In 1991, the Minister of Justice, Kim Campbell introduced Bill C-17, which improves the process for obtaining the Acquisition Licence of firearms by adding a mandatory training on the safe handling, a detailed questionnaire, references, a photo and a 28-day waiting period. The Act amended the age limit for obtaining this licence was settle to 18 years with provisions for minors’ licences. The Act also strengthened the power of the RCMP to refuse to issue a licence – if it was not in the best interest of the safety of the applicant or any other person – by removing the burden of proof in case on an appeal. Thus, the Act required from the applicant to prove that the RCMP was wrong in its assertions when it refused to issue a licence. This law also defined safe storage, banned semi-automatic versions of military assault weapons that could be converted to automatic weapons, as well as large-capacity magazines (that is to say that there were provisions allowing the provinces to be exempted).
However, the Act of 1991 does not address the concerns of organizations working to improve public safety and several groups that had encouraged the Government to improve controls on rifles and shotguns as a result of the killing at Polytechnique on December 6, 1989; where 14 students in engineering program were killed: the Licence of Authorisation to Acquisition of firearms Certificate was required to acquire but not own and possess firearms. Furthermore, only a third of gun owners in held this valid type of licence.
The police testimony before the parliamentary committees brought forward the fact that without gun registration, it was hard to in force the law on the acquisition licence or safe storage. They asked for renewable possession licence and the registration of all weapons owned in order to improve accountability and to reduce the hijacking to unqualified individuals. Under the system, a person could buy an unlimited number of weapons with little to no liability because there was no record linking the weapon to its owner. These weaknesses have created huge potential for acquisition via nominee and illegal trade. There was also little motivation for owners to report the theft of their weapons.
Consequently, an extraordinary alliance of over 350 organizations including the Canadian Association of Chiefs of Police, the Canadian Bar Association, the Canadian Public Health Association, the Canadian Criminal Justice Association, Victims of Violence International, YWCA Canada and others have encouraged the government to pass a Bill to strengthen controls on firearms.
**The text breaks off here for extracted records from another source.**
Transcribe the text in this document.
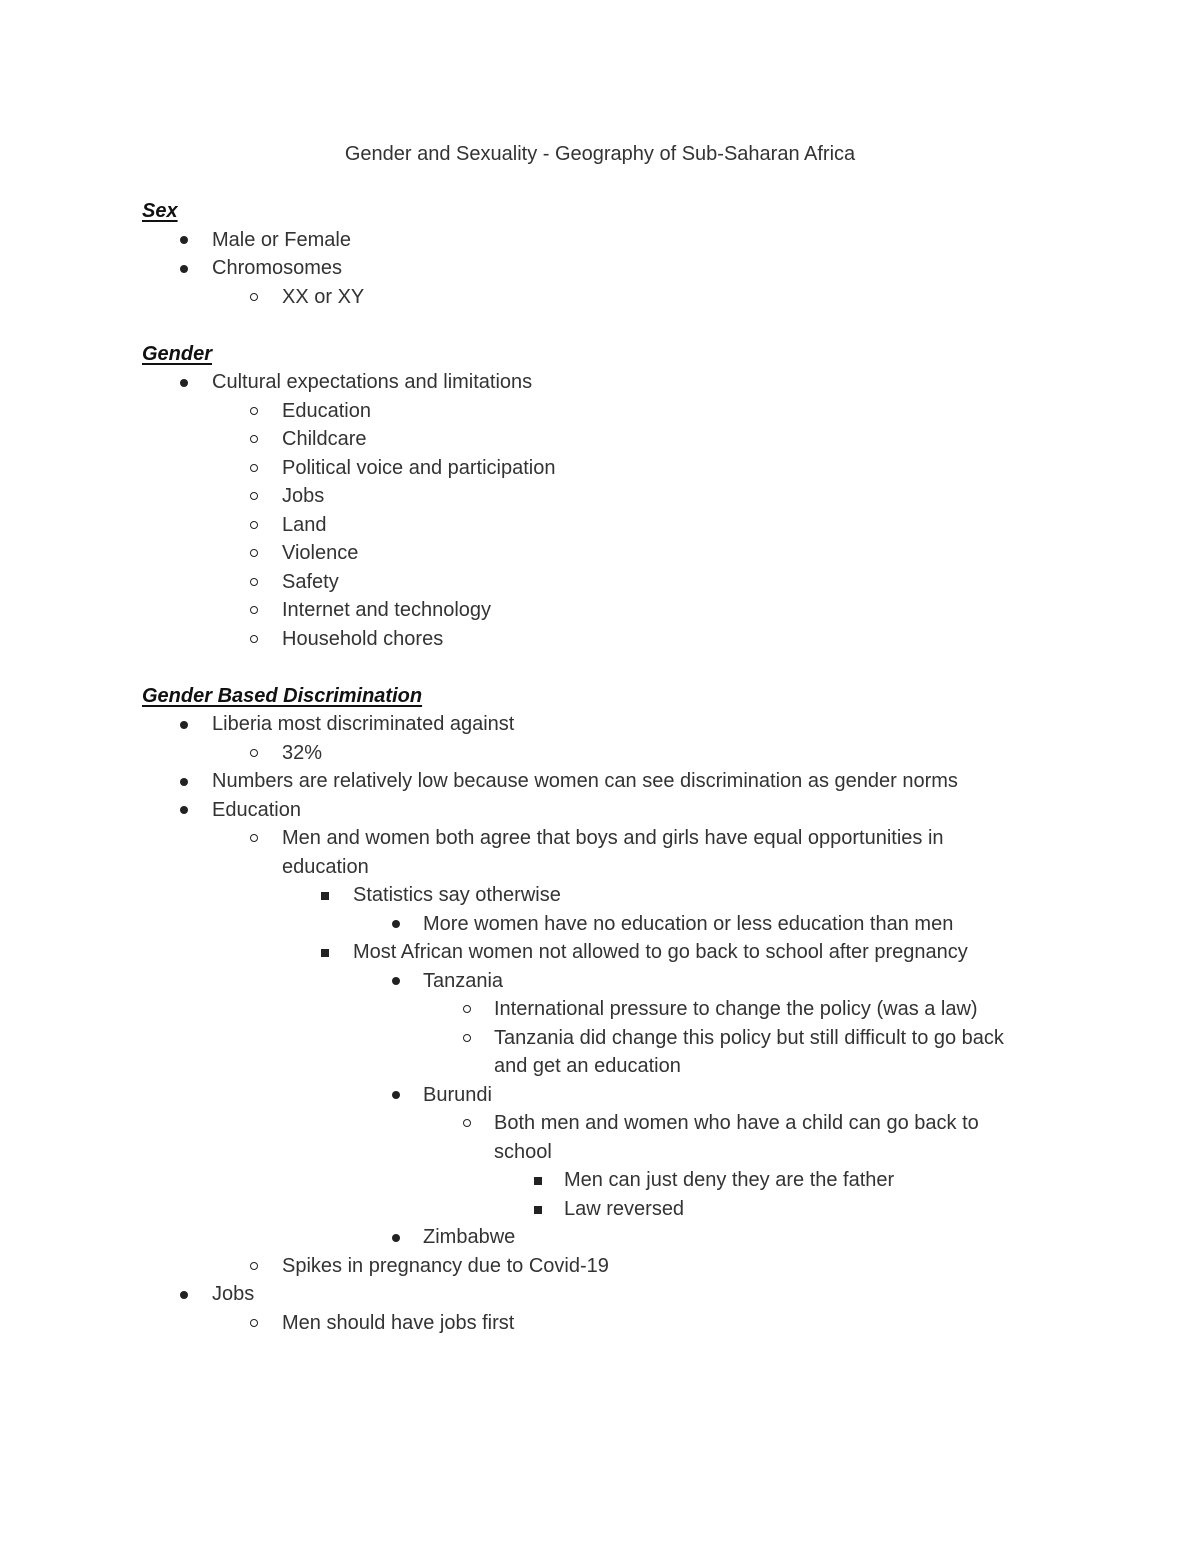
Gender and Sexuality - Geography of Sub-Saharan Africa
Sex
Male or Female
Chromosomes
XX or XY
Gender
Cultural expectations and limitations
Education
Childcare
Political voice and participation
Jobs
Land
Violence
Safety
Internet and technology
Household chores
Gender Based Discrimination
Liberia most discriminated against
32%
Numbers are relatively low because women can see discrimination as gender norms
Education
Men and women both agree that boys and girls have equal opportunities in
education
Statistics say otherwise
More women have no education or less education than men
Most African women not allowed to go back to school after pregnancy
Tanzania
International pressure to change the policy (was a law)
Tanzania did change this policy but still difficult to go back
and get an education
Burundi
Both men and women who have a child can go back to
school
Men can just deny they are the father
Law reversed
Zimbabwe
Spikes in pregnancy due to Covid-19
Jobs
Men should have jobs first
In addition, a series of public inquiries had recommended the issuance of licences for all gun owners and the registration of all weapons.
The Firearms Act was adopted on December, 5, 1995 and contains the following:
- All firearms must be registered since 2003
- All firearm owners must have a licence since 2001 (renewable every five years)
- A national registry
- A rigorous evaluation, background check and verification process
- A ban on military assault weapons and semi-automatic short-barrelled handguns
- Controls on the sale of ammunition
- Tougher penalties for misuse of firearms
In response to the Vernon massacre (1997) where Mark Chahal killed his ex-wife, eight members of his family and then himself with his weapon legally acquired, the notification of the spouse was introduced into the licence to possess a firearm application process (PAL). The current spouse and former spouses (last 2 years) are warned that their ex-spouse wishes to obtain a firearm’s licence (Possession and Acquisition Licence). Even though the spouse consent is not required, if a spouse has doubts, it will trigger a second revision of the request. The reports of crimes including domestic violence will also trigger a review of a PAL application.
The Province of Alberta with other Provinces and pro-gun organizations have challenged the constitutionality of the law in front of the Court of Appeal of Alberta. Their challenge was based on the fact that the federal government, through its legislation on acquisition and possession of weapons and the registration of those weapons was a violation of a provincial jurisdiction to extend these laws that were reserved for long guns (rifles and shotguns). In October 1998, the Alberta Appeal Court voted in a proportion of 3 against 2 in favour of the federal position that the firearms legislation was essentially a public safety issue, which is therefore part of the rights of the federal government’s criminal Law. The Court of Appeal then rejected the claim that a provincial legislation long gun was basically and essentially an intrusion by the federal government to enter into the area of provincial jurisdiction over civil rights.
Police associations, victims of gun violence associations, health associations and organizations against domestic violence have fought against the challenge in the Supreme Court of Canada. With a unanimous decision in June 2000, the Court rejected the appeal of the province of Alberta stating: “the law on the control of firearms involves the jurisdiction of Parliament, over the law criminal. The law is directed to enhance public safety by controlling access to weapons bans and penalties and is issued under the authority of the federal Criminal Code. Although the law has regulatory aspects, these aspects are secondary to the primary purpose of the Criminal Code. The intrusion of the law into provincial jurisdiction over property and civil rights is not excessive in the balance of federalism.”
In its decision the Court also confirmed that licensing couldn’t be separated from the registration: “The licensing provisions can not be separated from the rest of the law. The provisions for the licensing require anyone who owns a gun to be licensed; the registration provisions require all guns to be registered. These portions of the Firearms Act are both closely related to the legislature’s goal of promoting safety by reducing the misuse of all weapons. The two categories are linked and necessary in the process.”